Senate Majority Leader Chuck Schumer, a New York Democrat, talks with reporters to discuss efforts to pass the final set of spending bills to avoid a partial government shutdown, at the Capitol in Washington, DC, March 20, 2024. (AP Photo/J. Scott Applewhite)

Netanyahu called Schumer’s comments “wholly inappropriate” and Senate GOP Leader Mitch McConnell said it was “grotesque and hypocritical for Americans who hyperventilate about foreign interference in our own democracy to call for the removal of a democratically elected leader of Israel.”

Asked about Schumer’s speech, Biden said it was “a good speech.”

Republican US presidential candidate Donald Trump said in an interview aired on Monday that, “any Jewish person that votes for Democrats hates their religion, they hate everything about Israel and they should be ashamed of themselves.” This drew condemnations from multiple nonpartisan Jewish groups, including the American Jewish Committee, which called Trump’s remarks “appalling, divisive and dangerous.”

Gur Alroey, right, and Yossi Beilin attend a conference on Jewish peoplehood in Jerusalem on March 20, 2024. (Canaan Lidor/Times of Israel)

The situation in Gaza is also complicating the interactions of American and Israeli Jews, Gur Alroey, the incoming Rector of the University of Haifa, said at the conference.

Recently, Alroey hosted at the university Samuel Norich, the president of the Jewish-American newspaper The Forward. Norich speaks to the university’s students annually. But on his last visit, “there was a total disconnect between Sam on the one hand, and the students and me on the other.” Norich raised with his Israeli hosts “the deaths, the famine” in Gaza, Elroey said, “but we were not open to it. We are still grieving the October 7 pogrom. For the first time in over a decade of hosting him, we didn’t have a dialogue.”

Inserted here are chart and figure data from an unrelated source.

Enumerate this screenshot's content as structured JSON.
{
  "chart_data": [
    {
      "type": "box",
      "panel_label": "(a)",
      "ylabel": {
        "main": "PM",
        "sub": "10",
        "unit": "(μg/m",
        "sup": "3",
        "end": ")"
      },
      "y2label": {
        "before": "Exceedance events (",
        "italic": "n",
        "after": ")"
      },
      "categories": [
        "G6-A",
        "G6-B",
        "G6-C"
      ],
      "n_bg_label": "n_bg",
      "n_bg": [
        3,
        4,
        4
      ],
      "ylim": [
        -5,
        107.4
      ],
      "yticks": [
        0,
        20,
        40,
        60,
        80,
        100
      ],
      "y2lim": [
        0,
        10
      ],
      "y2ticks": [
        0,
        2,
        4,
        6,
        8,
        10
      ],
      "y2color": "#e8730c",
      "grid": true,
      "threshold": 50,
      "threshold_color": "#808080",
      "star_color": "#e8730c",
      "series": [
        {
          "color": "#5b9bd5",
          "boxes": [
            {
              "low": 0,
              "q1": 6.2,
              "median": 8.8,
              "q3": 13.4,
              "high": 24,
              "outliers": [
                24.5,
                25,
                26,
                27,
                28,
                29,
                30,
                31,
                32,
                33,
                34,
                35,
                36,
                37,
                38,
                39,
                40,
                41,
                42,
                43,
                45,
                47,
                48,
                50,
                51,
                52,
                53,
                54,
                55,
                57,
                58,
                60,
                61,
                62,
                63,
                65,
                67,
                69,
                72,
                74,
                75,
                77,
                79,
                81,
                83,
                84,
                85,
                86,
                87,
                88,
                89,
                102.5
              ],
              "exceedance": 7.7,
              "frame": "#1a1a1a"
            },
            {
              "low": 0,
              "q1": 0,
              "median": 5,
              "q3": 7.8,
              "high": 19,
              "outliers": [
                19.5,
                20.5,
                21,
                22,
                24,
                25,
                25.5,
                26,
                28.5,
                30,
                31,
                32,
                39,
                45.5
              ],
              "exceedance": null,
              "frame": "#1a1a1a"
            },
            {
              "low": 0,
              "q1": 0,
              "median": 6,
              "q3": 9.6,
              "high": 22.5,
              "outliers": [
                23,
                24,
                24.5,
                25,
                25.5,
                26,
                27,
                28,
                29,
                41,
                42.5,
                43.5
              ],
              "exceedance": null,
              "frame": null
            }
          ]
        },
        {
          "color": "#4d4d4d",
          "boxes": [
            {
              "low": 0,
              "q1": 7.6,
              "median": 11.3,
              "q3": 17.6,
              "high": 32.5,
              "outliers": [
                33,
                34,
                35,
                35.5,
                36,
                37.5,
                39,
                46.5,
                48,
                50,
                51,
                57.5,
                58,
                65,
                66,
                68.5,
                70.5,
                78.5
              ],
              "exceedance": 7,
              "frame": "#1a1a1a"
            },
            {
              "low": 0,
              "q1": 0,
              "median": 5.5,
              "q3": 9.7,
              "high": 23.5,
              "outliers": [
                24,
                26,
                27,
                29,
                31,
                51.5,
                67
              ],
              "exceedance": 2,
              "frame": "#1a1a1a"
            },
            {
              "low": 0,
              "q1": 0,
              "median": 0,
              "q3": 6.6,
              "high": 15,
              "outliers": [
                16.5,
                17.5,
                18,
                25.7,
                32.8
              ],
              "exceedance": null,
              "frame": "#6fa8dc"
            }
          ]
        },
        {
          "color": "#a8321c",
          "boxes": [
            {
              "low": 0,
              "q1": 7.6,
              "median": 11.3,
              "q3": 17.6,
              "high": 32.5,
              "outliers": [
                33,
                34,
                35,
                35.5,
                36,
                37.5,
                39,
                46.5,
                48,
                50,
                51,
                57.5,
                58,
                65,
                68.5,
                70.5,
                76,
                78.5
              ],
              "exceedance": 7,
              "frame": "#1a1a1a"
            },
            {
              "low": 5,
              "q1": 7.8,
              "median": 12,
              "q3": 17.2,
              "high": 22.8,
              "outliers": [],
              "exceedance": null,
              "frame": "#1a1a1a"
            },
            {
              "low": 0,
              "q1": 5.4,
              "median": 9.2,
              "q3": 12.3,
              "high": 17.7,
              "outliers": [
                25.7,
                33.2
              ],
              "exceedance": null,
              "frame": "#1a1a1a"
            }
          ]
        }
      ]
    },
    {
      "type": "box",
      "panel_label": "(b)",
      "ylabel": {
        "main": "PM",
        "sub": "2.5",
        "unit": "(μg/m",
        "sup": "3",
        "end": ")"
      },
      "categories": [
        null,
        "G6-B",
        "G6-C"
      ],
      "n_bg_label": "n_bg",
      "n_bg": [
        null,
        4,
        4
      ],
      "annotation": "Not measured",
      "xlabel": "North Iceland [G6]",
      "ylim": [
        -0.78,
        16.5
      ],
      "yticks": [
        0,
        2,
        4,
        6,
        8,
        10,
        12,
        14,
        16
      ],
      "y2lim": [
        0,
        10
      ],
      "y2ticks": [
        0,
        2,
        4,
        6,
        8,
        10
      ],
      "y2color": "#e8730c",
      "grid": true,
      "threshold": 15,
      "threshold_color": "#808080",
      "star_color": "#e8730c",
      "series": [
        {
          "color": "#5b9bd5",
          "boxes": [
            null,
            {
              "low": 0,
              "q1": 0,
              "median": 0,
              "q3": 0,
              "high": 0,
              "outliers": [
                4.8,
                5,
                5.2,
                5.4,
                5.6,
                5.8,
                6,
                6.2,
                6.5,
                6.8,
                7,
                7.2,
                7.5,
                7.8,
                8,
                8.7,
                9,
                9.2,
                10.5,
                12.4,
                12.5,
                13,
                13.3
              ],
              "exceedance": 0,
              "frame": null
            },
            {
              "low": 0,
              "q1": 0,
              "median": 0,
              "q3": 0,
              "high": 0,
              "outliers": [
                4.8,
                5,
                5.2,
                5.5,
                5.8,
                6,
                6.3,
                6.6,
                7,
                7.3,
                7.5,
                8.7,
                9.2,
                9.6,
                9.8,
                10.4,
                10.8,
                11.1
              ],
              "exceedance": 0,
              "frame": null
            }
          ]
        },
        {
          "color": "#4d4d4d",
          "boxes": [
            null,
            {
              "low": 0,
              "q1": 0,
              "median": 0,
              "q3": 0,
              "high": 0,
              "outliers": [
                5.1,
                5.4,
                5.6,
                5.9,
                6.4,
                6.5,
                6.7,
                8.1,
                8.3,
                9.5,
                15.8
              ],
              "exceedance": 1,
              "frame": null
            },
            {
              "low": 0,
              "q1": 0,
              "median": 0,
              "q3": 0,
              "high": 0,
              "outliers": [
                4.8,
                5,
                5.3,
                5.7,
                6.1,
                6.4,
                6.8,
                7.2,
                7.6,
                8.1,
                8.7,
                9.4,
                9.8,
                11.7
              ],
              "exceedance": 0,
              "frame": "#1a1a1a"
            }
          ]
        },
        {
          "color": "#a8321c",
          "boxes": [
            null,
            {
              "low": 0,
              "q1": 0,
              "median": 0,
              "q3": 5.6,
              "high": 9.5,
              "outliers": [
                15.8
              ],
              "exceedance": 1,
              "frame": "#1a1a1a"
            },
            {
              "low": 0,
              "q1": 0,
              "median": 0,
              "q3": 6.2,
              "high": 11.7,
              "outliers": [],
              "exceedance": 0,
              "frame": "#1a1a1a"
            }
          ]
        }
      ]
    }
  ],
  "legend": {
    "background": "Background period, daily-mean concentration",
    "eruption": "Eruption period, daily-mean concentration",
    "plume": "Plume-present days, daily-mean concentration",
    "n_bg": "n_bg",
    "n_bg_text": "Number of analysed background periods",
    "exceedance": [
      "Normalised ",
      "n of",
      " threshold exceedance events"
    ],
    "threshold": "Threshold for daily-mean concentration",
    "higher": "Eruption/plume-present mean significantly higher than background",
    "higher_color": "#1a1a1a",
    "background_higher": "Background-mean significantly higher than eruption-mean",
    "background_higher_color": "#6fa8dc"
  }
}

Other speakers at the conference included former justice minister Yossi Beilin and Yifat Selah, a head of the Emunah Orthodox feminist group.

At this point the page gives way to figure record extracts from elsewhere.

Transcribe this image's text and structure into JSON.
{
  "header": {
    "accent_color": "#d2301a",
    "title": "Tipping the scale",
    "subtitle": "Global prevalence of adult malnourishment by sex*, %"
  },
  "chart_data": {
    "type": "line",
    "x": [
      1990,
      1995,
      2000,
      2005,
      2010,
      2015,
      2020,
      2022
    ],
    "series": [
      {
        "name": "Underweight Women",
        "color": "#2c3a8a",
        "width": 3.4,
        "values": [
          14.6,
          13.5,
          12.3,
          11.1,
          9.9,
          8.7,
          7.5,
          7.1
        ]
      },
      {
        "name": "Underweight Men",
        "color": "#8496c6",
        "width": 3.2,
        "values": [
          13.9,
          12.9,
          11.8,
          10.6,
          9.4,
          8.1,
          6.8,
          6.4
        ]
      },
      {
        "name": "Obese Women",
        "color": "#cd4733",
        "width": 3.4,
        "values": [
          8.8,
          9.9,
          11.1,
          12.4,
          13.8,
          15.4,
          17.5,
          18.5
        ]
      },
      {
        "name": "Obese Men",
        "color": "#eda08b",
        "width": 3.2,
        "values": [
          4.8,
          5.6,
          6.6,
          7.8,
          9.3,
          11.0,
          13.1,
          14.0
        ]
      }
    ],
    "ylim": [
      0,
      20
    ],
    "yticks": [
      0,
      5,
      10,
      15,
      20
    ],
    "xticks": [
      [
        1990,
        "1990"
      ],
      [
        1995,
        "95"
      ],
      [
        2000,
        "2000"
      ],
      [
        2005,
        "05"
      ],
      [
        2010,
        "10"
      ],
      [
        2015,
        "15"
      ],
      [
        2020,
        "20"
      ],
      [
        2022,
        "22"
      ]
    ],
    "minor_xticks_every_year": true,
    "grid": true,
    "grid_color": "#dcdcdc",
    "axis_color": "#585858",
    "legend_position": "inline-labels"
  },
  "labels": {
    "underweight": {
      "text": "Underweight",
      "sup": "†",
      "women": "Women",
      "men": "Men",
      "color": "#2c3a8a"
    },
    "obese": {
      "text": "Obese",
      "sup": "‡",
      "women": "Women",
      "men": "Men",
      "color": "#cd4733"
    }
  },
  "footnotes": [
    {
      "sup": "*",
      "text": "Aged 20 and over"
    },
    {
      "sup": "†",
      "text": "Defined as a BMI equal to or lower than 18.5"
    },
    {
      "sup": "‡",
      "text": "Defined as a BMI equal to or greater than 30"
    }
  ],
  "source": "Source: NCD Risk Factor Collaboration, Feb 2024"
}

Yizhar Hess welcomes participants of a conference on Jewish peoplehood in Jerusalem on March 20, 2024. (Canaan Lidor/Times of Israel)

Yizhar Hess, the vice chairman of the World Zionist Organization, recommended viewing the disconnects and friction in the broader context of the dynamic and overall positive history of relations between Israel, the US and its Jews.

American Jews “dictated terms” to Israelis in the early years of Israel’s existence and Israeli Jews are trying to do the same now when the balance of power has changed in their favor, he suggested.

But, noting the mobilization by the US and its Jews for Israel throughout the current war and in previous conflicts, he said: “None of this would’ve happened without a robust thread that connects American Jewry, the largest in the Diaspora, to the nation-state of the Jewish People.”